Each time we update to a new version, we would make our "downstream"
patchset slightly smaller to take into account the things which got
upstream, instead of sorting things out by creating a whole load of
conflicted merges. This comes at the price of losing the history in
the new branch as described above (rather, we create a new history
each time), but I think an occasional cleanup of a generally preserved
hsitory could be a good tradeoff. Perhaps this cleanup should also
involve squashing all the commits on the driver branch down to create
an updated "master driver patch" with further work would add to.
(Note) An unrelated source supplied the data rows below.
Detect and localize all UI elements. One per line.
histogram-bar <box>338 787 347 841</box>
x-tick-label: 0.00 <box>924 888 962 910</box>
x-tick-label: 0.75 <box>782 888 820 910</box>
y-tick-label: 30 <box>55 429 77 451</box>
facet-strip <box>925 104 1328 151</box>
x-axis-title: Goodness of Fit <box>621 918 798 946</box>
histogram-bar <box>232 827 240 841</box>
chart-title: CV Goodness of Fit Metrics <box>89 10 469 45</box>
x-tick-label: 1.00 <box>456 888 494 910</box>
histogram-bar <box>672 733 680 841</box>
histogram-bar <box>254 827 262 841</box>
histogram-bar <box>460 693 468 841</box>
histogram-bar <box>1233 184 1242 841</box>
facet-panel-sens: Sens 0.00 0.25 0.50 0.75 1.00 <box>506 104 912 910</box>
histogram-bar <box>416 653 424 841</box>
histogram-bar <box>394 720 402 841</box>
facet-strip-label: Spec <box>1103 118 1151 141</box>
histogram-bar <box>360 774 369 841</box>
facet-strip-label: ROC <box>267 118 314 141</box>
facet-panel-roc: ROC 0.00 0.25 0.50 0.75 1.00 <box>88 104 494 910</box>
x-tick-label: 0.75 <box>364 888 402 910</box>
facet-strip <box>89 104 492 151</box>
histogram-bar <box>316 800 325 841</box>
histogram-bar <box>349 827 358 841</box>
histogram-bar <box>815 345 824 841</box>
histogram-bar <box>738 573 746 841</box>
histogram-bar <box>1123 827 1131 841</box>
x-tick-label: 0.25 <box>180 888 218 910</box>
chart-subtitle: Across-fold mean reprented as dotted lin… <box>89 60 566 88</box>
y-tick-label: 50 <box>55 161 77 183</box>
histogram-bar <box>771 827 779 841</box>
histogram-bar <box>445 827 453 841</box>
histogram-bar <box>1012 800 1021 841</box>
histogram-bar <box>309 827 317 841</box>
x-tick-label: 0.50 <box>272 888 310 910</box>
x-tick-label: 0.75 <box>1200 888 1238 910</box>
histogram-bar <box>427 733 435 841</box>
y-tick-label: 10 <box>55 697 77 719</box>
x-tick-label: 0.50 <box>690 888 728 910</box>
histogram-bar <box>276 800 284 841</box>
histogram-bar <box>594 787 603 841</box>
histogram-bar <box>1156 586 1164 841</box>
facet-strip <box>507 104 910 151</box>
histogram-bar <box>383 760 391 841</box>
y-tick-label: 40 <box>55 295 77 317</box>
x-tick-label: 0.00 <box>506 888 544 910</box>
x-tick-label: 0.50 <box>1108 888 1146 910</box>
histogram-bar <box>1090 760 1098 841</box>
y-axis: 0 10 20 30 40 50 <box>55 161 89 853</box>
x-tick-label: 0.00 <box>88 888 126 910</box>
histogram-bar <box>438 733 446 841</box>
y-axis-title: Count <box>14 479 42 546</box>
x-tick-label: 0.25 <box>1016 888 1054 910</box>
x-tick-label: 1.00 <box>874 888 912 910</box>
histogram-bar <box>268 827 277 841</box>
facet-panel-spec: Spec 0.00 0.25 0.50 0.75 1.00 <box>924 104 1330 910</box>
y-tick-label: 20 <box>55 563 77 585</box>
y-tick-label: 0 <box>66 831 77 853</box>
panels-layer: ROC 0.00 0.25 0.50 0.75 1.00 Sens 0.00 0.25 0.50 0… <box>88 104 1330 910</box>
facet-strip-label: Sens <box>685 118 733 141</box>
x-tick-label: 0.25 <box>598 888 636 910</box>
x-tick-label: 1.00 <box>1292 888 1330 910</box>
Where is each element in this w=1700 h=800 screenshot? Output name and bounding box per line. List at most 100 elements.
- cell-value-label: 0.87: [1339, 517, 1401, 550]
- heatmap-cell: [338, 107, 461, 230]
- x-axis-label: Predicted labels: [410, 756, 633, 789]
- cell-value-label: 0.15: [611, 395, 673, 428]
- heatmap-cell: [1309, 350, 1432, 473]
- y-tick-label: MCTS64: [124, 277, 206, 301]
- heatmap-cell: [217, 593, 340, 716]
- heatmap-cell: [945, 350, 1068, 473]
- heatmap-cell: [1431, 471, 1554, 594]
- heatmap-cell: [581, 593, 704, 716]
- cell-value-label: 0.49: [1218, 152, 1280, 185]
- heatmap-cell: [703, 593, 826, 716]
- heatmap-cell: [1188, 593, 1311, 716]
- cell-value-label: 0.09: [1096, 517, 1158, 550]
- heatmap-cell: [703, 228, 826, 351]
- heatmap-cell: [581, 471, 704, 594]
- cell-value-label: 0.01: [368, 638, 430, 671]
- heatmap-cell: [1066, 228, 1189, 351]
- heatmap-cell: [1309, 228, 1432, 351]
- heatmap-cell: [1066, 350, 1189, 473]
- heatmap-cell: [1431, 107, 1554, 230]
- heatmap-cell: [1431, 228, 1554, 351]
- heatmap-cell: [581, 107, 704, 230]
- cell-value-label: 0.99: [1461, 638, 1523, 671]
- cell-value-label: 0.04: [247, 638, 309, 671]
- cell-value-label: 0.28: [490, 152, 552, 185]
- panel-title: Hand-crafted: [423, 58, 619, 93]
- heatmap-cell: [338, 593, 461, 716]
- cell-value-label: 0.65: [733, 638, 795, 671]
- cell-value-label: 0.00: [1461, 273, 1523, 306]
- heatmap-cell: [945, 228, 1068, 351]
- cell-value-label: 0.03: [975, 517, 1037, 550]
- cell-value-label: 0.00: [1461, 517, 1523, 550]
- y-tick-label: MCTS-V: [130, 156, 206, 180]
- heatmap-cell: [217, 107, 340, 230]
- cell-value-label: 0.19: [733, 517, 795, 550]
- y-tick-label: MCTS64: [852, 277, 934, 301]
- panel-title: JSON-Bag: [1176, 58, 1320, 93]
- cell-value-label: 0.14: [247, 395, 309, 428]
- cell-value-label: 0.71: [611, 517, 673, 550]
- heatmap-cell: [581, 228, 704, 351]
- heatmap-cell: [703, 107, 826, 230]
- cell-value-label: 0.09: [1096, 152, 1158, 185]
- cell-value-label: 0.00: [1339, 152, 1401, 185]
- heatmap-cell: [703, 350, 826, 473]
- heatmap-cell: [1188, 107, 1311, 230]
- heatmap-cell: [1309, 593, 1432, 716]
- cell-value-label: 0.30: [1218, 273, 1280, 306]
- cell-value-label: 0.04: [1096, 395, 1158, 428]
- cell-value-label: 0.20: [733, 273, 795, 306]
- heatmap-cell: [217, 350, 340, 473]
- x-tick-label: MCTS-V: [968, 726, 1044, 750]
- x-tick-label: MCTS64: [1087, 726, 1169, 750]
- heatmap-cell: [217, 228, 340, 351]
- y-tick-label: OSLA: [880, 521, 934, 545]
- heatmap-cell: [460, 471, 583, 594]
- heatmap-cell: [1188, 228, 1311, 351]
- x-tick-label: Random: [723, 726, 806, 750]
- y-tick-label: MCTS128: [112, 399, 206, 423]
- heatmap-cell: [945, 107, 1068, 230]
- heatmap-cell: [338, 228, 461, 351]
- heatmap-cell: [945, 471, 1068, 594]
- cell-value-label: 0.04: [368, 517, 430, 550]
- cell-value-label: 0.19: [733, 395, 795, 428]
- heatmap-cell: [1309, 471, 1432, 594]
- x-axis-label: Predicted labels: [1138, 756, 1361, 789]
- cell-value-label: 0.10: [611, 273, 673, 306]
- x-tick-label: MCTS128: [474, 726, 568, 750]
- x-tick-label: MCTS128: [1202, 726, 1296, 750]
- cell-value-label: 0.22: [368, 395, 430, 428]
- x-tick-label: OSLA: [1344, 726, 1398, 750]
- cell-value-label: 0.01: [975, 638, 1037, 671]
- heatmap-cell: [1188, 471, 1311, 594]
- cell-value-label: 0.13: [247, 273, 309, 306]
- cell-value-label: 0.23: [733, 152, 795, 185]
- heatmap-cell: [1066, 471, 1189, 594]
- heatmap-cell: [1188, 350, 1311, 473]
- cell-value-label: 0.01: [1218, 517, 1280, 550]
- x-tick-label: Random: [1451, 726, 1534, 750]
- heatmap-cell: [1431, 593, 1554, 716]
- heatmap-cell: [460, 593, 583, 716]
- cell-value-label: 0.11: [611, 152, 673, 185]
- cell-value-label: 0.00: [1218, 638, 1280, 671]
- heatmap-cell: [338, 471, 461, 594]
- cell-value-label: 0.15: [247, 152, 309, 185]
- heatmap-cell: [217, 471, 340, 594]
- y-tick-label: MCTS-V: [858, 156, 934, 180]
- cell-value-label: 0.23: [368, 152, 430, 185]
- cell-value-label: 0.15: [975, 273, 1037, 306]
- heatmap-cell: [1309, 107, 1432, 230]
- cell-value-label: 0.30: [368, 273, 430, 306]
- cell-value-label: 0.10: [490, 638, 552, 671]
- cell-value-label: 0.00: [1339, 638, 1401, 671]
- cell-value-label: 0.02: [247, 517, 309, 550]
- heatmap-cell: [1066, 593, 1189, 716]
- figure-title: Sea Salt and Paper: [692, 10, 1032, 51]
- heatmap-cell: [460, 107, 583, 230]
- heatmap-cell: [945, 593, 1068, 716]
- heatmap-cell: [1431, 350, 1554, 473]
- We could point "HEAD", or perhaps some other symbolic ref, at whatever
the most recent (vaguely stable!) branch is, to make things easy for
people wanting the latest stuff, since the branch names will change
every month or so.
- If we use a different Git porcelain (such as TopGit), I'd prefer to
choose a system which allows the history to be readable with the
"vanilla" porcelain - producing a history which makes sense when viewed
with (eg) gitk. The old stgit-based system for andy-tracking, although
I'm sure it made a lot of sense to people using stgit, did not have
this property. MERGE-what-where-now?
- From my research just now, it seems that TopGit does exactly what's
been described in this thread including periodic merges (rather than
rebases) with the upstream branch. Obviously we don't necessarily need
to use that functionality if we don't want to.
- We will have a LOT of merges with this strategy. TopGit hides them a
bit (I think), but they will be there. Typically one merge per patch
or patch series if we keep the machine branches rigidly up to date.
However, our job is quite a large one and we may have to just accept
that some mess of this sort is inevitable. It sounds like TopGit can
help us in this regard.
However, there is no fragility associated with the large number of
merges. Git knows whether there is anything new to be merged, and
won't merge unnecessarily. We could even automate the merging. No-one
needs to look too deeply at the process which created the machine
- "Experimental" topic branches, such as the DRM stuff, could initially
be based on one of the machine branches. That'd save having to create
a further "machine branch with experimental stuff" for testing. I
think myself and the other DRM people are the only ones working in this
way, and as long as there aren't crazy amounts of rebasing involved, it
should be fine.
- Do we actually need separate trees for each machine? It would reduce
the number of merges in each machine branch, but increase the overall
number of merges (common things have to be merged twice or more).